A new study has uncovered microscopic abnormalities in the blood of long COVID patients that may help explain the condition’s lingering symptoms. These hidden structures, discovered through advanced imaging techniques, show a significant departure from typical blood composition. The findings could reshape how we understand and diagnose long COVID. And if confirmed, they might finally provide a tangible target for future therapies.
Microclots And Immune Webs: Unseen Triggers Behind Lingering Illness
In the hunt for what fuels long COVID—a condition that continues to puzzle scientists years after the pandemic began—a team of international researchers has turned its attention to the blood. Their findings, published in the Journal of Medical Virology, reveal that people suffering from long COVID consistently show an unusually high presence of two little-known but potentially harmful agents: microclots and neutrophil extracellular traps, or NETs. These substances, although naturally occurring, appear to become harmful when they accumulate and interact in excessive or abnormal ways.
“These are not the types of blood clots you’d see in a stroke or pulmonary embolism,” explains Dr. Alain Thierry, lead author of the study and a geneticist at Montpellier University in France. Instead, they are much smaller—microscopic in fact—yet significant enough to disrupt blood flow in tiny vessels, particularly in areas like the brain, muscles, and lungs.
The team used imaging flow cytometry and fluorescence microscopy on blood samples from 50 long COVID patients and 38 healthy individuals. They found that microclots were nearly 20 times more abundant in those with long COVID—and, more surprisingly, that NETs were not just floating freely, but were physically embedded within the microclots.
“This study shows a robust association between biomarkers indicative of thromboinflammatory activity and long COVID,” the team writes.
They propose that this entanglement of NETs and clots forms structures that are resistant to the body’s natural blood-clearing processes, a disruption that could directly explain symptoms such as brain fog, fatigue, and chronic pain.
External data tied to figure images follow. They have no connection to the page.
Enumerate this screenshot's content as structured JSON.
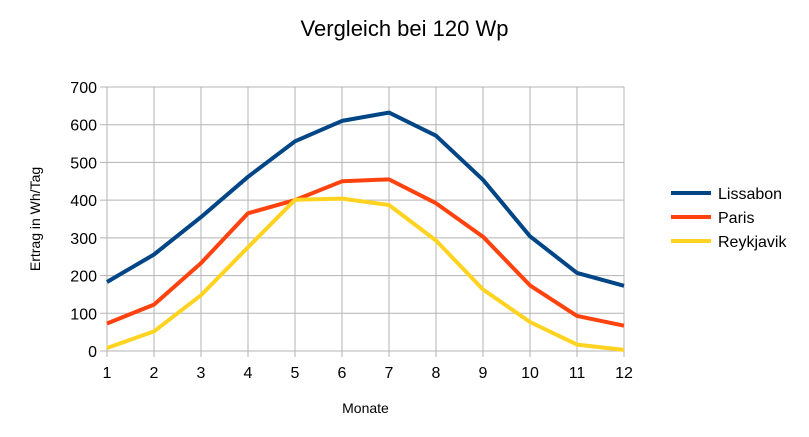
{
  "chart_data": {
    "type": "line",
    "title": "Vergleich bei 120 Wp",
    "xlabel": "Monate",
    "ylabel": "Ertrag in Wh/Tag",
    "x": [
      1,
      2,
      3,
      4,
      5,
      6,
      7,
      8,
      9,
      10,
      11,
      12
    ],
    "ylim": [
      0,
      700
    ],
    "yticks": [
      0,
      100,
      200,
      300,
      400,
      500,
      600,
      700
    ],
    "grid": true,
    "legend_position": "right",
    "series": [
      {
        "name": "Lissabon",
        "color": "#004586",
        "values": [
          183,
          256,
          355,
          462,
          556,
          610,
          632,
          571,
          454,
          304,
          207,
          173
        ]
      },
      {
        "name": "Paris",
        "color": "#ff420e",
        "values": [
          73,
          123,
          233,
          365,
          400,
          450,
          455,
          392,
          303,
          174,
          93,
          67
        ]
      },
      {
        "name": "Reykjavik",
        "color": "#ffd320",
        "values": [
          8,
          52,
          148,
          275,
          401,
          404,
          387,
          293,
          163,
          77,
          17,
          3
        ]
      }
    ]
  }
}
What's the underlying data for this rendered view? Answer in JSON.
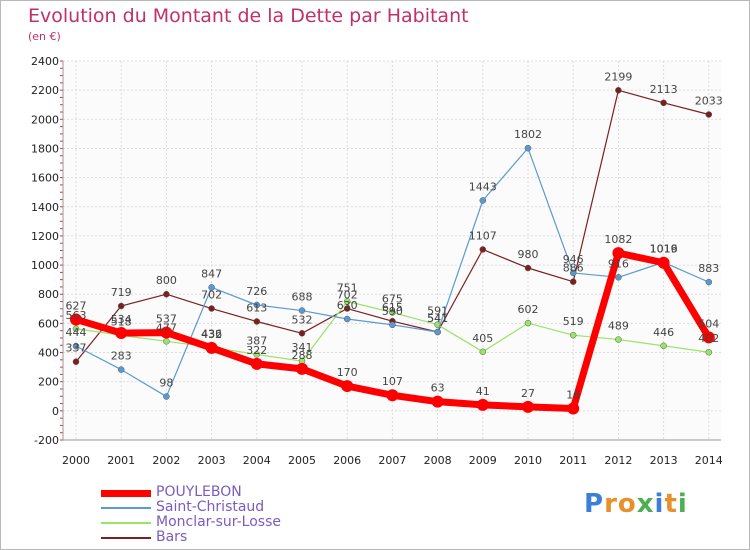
{
  "title": "Evolution du Montant de la Dette par Habitant",
  "unit": "(en €)",
  "logo": "Proxiti",
  "chart_data": {
    "type": "line",
    "title": "Evolution du Montant de la Dette par Habitant",
    "subtitle": "(en €)",
    "xlabel": "",
    "ylabel": "",
    "x": [
      2000,
      2001,
      2002,
      2003,
      2004,
      2005,
      2006,
      2007,
      2008,
      2009,
      2010,
      2011,
      2012,
      2013,
      2014
    ],
    "ylim": [
      -200,
      2400
    ],
    "yticks": [
      -200,
      0,
      200,
      400,
      600,
      800,
      1000,
      1200,
      1400,
      1600,
      1800,
      2000,
      2200,
      2400
    ],
    "grid": true,
    "legend_position": "bottom-left",
    "series": [
      {
        "name": "POUYLEBON",
        "color": "#ff0000",
        "values": [
          627,
          534,
          537,
          432,
          322,
          288,
          170,
          107,
          63,
          41,
          27,
          16,
          1082,
          1016,
          504
        ]
      },
      {
        "name": "Saint-Christaud",
        "color": "#5a9ad0",
        "values": [
          444,
          283,
          98,
          847,
          726,
          688,
          630,
          590,
          541,
          1443,
          1802,
          946,
          916,
          1019,
          883
        ]
      },
      {
        "name": "Monclar-sur-Losse",
        "color": "#99e366",
        "values": [
          563,
          518,
          477,
          436,
          387,
          341,
          751,
          675,
          591,
          405,
          602,
          519,
          489,
          446,
          402
        ]
      },
      {
        "name": "Bars",
        "color": "#7b2020",
        "values": [
          337,
          719,
          800,
          702,
          613,
          532,
          702,
          615,
          541,
          1107,
          980,
          886,
          2199,
          2113,
          2033
        ]
      }
    ]
  }
}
When The Immune System Traps Itself: How The Body’s Defenses May Turn Against It
NETs are normally part of the immune system’s frontline defense. These sticky webs of DNA and enzymes, released by white blood cells, trap invading pathogens before they can spread. In typical cases, NETs are quickly dissolved after doing their job. But in long COVID patients, researchers found that NETs lingered in large quantities, intertwining with microclots and potentially amplifying the damage.
“The discovery of these biomarker linkages not only presents a possible novel diagnostic methodology,” the authors write, “but also novel therapeutic targets, offering prospects for future markedly improved clinical management.”
While both microclots and NETs had been previously observed separately in other diseases, their combined presence and physical interaction in long COVID patients marks a striking new insight. This synergy may explain why some people develop persistent symptoms long after the infection has cleared.
“This finding suggests the existence of underlying physiological interactions between microclots and NETs that, when dysregulated, may become pathogenic,” says Thierry.
In other words, the body’s own immune response may be creating self-sustaining, harmful blood structures that prolong illness.
This could also help explain why standard diagnostic tests often fail to detect long COVID—these interactions happen at a microscopic level and wouldn’t necessarily show up on conventional scans or blood work.
Toward A Blood-Based Test? AI Models See The Invisible
One of the more remarkable aspects of the study was the use of artificial intelligence to analyze anonymized blood samples. The AI was able to correctly identify long COVID patients with 91% accuracy based solely on the presence and patterns of microclots and NETs. This raises the possibility of developing a reliable diagnostic blood test for a condition that has, until now, largely been diagnosed based on patient-reported symptoms.
This could transform how doctors screen for and manage long COVID, and even open the door to personalized treatments aimed at breaking down these resistant structures in the blood. Clinical applications are still a long way off, but this research offers a promising roadmap.
While the authors caution that more research is needed to prove causation—not just correlation—the patterns they uncovered mark a significant leap forward. If confirmed by future studies, the blood of long COVID patients may hold the key not only to diagnosis but to treatment strategies that could finally bring relief to millions.